North-Central Section - 39th Annual Meeting (May 19–20, 2005)

Paper No. 1
Presentation Time: 1:20 PM

EFFECTIVE LARGE-SCALE PERMEABILITY OF MULTIPLE GEOLOGIC UNITS


SAAR, Martin O., Newton Horace Winchell School of Earth Sciences, Univ of Minnesota, Department of Geology and Geophysics, 310 Pillsbury Dr SE, Minneapolis, MN 55455, saar@umn.edu

As typically defined, aquifers are geologic units that can store and transmit water at rates fast enough to supply reasonable amounts to wells (e.g., Fetter, Applied Hydrogeology, 2001). While both an aquifer's water storage and transfer capabilities are important to evaluate groundwater sustainability, this presentation will focus on effective large-scale permeability determinations of multiple geologic units. In particular, I will present a method to calculate mean anisotropic permeabilities and their applicable depth ranges in approximately horizontal geologic units where permeability may be assumed to decrease exponentially or logarithmically with depth. When combined with hydrogeologic models (e.g., Saar and Manga, JGR, 2004), this approach can provide estimates of the vertical permeability distribution at the crustal scale where near-surface pumping or tracer tests are unlikely to reflect deeper crustal material properties.
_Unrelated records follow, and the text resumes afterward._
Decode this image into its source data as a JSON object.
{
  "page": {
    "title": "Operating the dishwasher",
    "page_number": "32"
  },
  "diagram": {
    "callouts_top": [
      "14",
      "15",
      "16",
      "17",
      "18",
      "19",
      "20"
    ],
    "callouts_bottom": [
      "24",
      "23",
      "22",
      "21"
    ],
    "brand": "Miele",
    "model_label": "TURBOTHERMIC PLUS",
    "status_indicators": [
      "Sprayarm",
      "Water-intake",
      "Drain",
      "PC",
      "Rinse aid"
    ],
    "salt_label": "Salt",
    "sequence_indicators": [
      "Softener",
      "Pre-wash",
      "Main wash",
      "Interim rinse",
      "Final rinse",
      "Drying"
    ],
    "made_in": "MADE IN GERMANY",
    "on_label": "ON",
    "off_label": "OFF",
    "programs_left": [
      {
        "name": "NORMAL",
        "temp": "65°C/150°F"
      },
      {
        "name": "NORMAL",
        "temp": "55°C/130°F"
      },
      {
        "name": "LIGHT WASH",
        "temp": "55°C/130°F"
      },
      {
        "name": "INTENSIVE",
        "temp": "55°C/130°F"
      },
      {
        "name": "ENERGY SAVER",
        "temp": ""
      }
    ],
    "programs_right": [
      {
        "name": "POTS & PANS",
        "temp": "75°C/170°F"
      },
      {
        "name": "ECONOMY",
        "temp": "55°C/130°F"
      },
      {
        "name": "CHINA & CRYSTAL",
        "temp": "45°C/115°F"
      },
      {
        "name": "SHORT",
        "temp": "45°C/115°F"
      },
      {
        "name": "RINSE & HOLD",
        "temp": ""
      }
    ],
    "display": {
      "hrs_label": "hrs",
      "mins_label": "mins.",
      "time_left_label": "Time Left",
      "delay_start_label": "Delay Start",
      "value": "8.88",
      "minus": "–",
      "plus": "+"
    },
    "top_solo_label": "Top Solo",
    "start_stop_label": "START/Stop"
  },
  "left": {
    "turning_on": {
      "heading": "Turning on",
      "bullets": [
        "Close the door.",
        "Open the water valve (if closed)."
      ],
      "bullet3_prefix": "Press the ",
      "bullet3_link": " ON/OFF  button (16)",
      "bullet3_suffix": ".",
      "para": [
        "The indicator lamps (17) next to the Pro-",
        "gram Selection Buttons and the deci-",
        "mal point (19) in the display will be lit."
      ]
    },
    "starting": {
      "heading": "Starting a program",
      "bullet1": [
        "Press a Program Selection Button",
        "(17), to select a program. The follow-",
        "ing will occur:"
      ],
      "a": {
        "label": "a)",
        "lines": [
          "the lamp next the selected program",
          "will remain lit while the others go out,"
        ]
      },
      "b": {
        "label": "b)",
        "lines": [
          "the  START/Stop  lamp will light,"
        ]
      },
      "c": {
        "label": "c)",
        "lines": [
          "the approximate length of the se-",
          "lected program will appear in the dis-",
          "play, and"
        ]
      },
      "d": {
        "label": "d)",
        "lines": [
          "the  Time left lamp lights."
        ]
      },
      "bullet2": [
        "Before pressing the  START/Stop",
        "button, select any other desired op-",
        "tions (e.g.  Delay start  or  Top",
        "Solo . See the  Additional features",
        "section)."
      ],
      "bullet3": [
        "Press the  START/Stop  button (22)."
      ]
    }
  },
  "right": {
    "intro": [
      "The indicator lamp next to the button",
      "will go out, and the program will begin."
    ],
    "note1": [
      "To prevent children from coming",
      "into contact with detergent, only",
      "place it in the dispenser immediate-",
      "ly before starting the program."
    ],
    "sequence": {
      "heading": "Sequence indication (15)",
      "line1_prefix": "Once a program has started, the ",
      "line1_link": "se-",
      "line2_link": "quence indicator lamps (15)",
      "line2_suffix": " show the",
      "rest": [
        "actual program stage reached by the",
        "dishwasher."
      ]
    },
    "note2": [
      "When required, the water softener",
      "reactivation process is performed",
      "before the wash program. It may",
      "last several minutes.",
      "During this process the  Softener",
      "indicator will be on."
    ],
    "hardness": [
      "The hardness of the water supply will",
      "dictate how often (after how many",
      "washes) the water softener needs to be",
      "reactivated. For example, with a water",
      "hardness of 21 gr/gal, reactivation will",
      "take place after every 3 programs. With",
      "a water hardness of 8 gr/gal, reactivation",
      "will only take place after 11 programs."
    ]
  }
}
Therefore, the presented approach should not be viewed as a substitute for more lithologically specific measurements of permeability for a given (shallow) region of interest but as a method to approximate the depth-dependence of permeability across multiple geologic units. The latter can be useful when direct permeability measurements at greater depths are technically or economically not feasible but overall water budgets and fluid fluxes are considered from the surface to several kilometers depth.